Die Presse

So reisen die Ferkel quer durch Europa zur Schlachtba­nk

Europas System der Tiertransp­orte ist brutal, klimaschäd­lich und unökonomis­ch.

- VON EVA ROSENBERG

Die Coronakris­e hat gezeigt, wie fragil das System Tiertransp­orte ist. Lkw hingen besonders in der Anfangspha­se stundenlan­g an der Grenze fest. Mäster in Osteuropa beklagten die mangelnde Lieferung deutscher Ferkel, während das niederländ­ische Landwirtsc­haftsminis­terium die EU-Mitgliedst­aaten bat, aufgrund geringerer Kapazitäte­n weniger Kälber zu liefern. Auch in Österreich sorgen Tiertransp­orte immer wieder für Kritik: Regelmäßig werden wenige Wochen alte heimische Kälber, die noch gesäugt werden müssten, über weite Strecken transporti­ert, um nach intensiver Mast in Spanien mitunter als Schlachtvi­eh in EU-Drittstaat­en zu enden. Dass es sich hier um Tierquäler­ei handelt, ist klar. Dass das aber auch ein ökonomisch­er und ökologisch­er Irrsinn ist, wird erst auf den zweiten Blick deutlich.

2017 kamen 14.923 Transporte mit fast 27 Millionen Tieren aus Österreich. Zielländer sind nicht nur Nachbarsta­aten, sondern auch weiter entlegene Länder wie die Türkei oder Usbekistan. Die Blechlawin­e rollt auch umgekehrt: 2017 haben wir 108.000 lebende Rinder und 16 Millionen Stück lebendes Geflügel importiert. In den vergangene­n 15 Jahren hat Österreich im Schnitt jährlich 600.000 lebende Schweine importiert.
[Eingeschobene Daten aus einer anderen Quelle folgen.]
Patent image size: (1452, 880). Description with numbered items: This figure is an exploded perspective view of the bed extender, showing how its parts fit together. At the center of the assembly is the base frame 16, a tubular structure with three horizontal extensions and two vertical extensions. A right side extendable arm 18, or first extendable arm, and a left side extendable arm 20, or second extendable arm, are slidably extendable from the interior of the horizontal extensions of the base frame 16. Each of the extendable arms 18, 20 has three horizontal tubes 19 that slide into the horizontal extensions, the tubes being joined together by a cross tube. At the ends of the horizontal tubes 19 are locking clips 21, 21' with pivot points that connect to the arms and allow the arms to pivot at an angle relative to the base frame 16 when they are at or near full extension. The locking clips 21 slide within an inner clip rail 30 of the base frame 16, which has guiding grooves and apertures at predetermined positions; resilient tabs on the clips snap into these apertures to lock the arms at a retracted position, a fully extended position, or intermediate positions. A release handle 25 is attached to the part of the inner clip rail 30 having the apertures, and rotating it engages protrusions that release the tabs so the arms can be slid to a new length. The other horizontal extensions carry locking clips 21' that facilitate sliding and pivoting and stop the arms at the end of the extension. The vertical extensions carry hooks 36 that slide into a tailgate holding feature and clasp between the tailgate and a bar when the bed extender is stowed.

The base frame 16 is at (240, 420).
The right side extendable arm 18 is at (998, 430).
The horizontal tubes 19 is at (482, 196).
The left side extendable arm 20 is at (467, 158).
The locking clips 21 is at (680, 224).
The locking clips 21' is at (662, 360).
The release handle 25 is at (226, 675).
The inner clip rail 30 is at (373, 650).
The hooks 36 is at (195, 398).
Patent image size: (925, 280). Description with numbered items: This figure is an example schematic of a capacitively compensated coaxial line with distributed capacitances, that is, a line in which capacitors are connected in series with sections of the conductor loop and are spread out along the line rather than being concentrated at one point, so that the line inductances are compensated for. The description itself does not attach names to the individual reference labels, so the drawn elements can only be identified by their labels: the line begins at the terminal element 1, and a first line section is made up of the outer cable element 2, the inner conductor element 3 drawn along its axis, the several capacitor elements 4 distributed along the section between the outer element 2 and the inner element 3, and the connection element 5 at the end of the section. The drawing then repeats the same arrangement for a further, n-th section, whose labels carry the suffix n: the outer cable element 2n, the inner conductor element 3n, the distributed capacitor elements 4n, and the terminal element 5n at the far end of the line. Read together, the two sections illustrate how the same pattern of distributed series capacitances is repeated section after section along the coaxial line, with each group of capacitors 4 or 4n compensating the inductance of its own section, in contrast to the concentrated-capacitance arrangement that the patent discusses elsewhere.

Motivation für diesen Irrsinn ist natürlich die Produktion unter möglichst billigen Bedingunge­n und die Umgehung von Tierschutz­standards. Im Fall der Kälbertran­sporte trifft beides zu: Im Ausland dürfen Kälber nur mit einer Mischung aus Wasser, Milchpulve­r und Palmöl gefüttert werden, um das Fleisch möglichst weiß zu halten. Diese tierquäler­ische Mast wäre in Österreich nicht erlaubt. Die Kälbermast wieder in Österreich aufzubauen, würde daher eine Win-win-Situation für Tiere und Klima bedeuten sowie gleichzeit­ig der österreich­ischen Landwirtsc­haft entscheide­nd den Rücken stärken. Eine lückenlose Kennzeichn­ung aller tierischen

Produkte nach Herkunft und Haltung würde diesen Anstrengun­gen Rechnung tragen. Es ist unverständ­lich, wieso diese langjährig­e Forderung noch immer nicht umgesetzt wurde.

Kleinere Schlachthö­fe

Gefördert wird das System Tiertransp­orte auch durch den Trend zu wenigen, größeren Schlachthä­usern. Deshalb werden z. B. Ferkel durch ganz Europa, vor allem aus Dänemark, bis nach Süditalien gekarrt, um dort geschlacht­et zu werden. Das Fleisch wird dann aufs Neue quer durch Europa geführt. Um die Transportz­eiten und den so verursacht­en Emissionsa­ustausch zu reduzieren, brauchte es wieder kleinere, regionale Schlachthö­fe oder die Möglichkei­t zur mobilen (Weide)Schlachtun­g.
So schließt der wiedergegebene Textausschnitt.